Ross and Jeremy Hill and Tyler Boyd will be glad to know Lewis doesn't have a doghouse because that's where they seemed to be at one time or another last year. Especially Ross, who played just three games in between fumbles, injuries, and bad routes.

"He wasn't in my doghouse. I don't have a doghouse," Lewis said. "I think he's all the ability we wanted. That's why we drafted him. He had to get fixed. We knew he was injured going in and he got nicked up a couple of times in his lower legs and the other shoulder was bothering him. He's all fixed now."

Lewis seems very interested in his cornerbacks, a group that is now lacking decade-long staple Adam Jones but has three first-round corners from the last six drafts. 2016's William Jackson is the AFC's next elite corner, 2014's Darqueze Dennard  proved he's a baller in the defense's most important position in the slot, and 2012's Dre Kirkpatrick is settling in a year after getting the big contract.

 And then there is Daronte Jones, the Bengals' new cornerbacks coach they had to fight to win against competition from major colleges and the Dolphins, where he worked last season. Lewis thinks Jones can help tame a wildly talented Kirkpatrick that battles penalties.

"The charge for Daronte is to get them to understand situations, field position, splits, and all those things to play the game at a very high level mentally," Lewis said. "I think Dre grew a great deal. One area he needed to clean up is he had far too many loose hand penalties. He's got to clean that up. As a player and as a guy ascending into a leader, leader responsibility and wants to, I feel good about that … It's an attention to detail you have to be able to play winning corner in the NFL all the time. He has the ability to do that."


 Darqueze Dennard had a huge pick in that last game in Baltimore.

And then there is Dennard, who was finally healthy in his fourth season to give them a Leon Hall-like solidity.

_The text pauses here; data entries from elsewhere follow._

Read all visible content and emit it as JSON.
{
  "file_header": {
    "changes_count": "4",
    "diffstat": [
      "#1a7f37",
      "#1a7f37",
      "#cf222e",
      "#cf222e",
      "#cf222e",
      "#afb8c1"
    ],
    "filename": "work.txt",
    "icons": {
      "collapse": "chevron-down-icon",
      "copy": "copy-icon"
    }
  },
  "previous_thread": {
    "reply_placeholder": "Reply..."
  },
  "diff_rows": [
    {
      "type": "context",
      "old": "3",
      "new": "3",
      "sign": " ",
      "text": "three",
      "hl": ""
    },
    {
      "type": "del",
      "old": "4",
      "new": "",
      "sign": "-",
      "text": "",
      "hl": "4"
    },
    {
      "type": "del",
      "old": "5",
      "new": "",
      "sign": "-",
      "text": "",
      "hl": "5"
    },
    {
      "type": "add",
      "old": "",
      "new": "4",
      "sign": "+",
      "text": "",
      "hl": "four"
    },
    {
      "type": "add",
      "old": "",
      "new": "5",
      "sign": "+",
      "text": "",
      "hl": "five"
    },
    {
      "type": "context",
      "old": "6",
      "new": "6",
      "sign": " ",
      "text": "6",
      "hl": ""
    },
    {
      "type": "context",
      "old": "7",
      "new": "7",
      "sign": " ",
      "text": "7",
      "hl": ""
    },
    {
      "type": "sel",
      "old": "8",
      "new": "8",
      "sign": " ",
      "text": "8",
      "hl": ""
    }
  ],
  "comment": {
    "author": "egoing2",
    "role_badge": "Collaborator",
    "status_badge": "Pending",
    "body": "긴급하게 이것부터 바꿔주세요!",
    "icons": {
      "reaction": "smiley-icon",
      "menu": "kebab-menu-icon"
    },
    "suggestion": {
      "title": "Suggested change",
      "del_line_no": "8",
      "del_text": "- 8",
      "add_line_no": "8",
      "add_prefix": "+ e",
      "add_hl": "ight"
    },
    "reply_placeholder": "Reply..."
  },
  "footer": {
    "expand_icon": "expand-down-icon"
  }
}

Lewis had to buck up Dennard by telling him how important the nickel role is and told him the old Rod Woodson story, a slot corner that went to safety and the Hall of Fame.

"That was the thing most pleasing about Darqueze was his knowledge of the game and ability to communicate to William, to Dre or whoever is outside of him. It's big," Lewis said. "Darqueze fought his butt off last year to stay out there sometimes on Wednesdays when he could barely walk to get some work done on Thursday to be ready to go on Friday and show he could play on Saturday morning to me and then suit up and play his tail off on Sunday for me.

"Then we would go back and wrap him again in cotton and do it again … I think he proved for himself. I wish everybody could go out there and feel great every Wednesday. But they don't. We play in a very physical division. It's tough."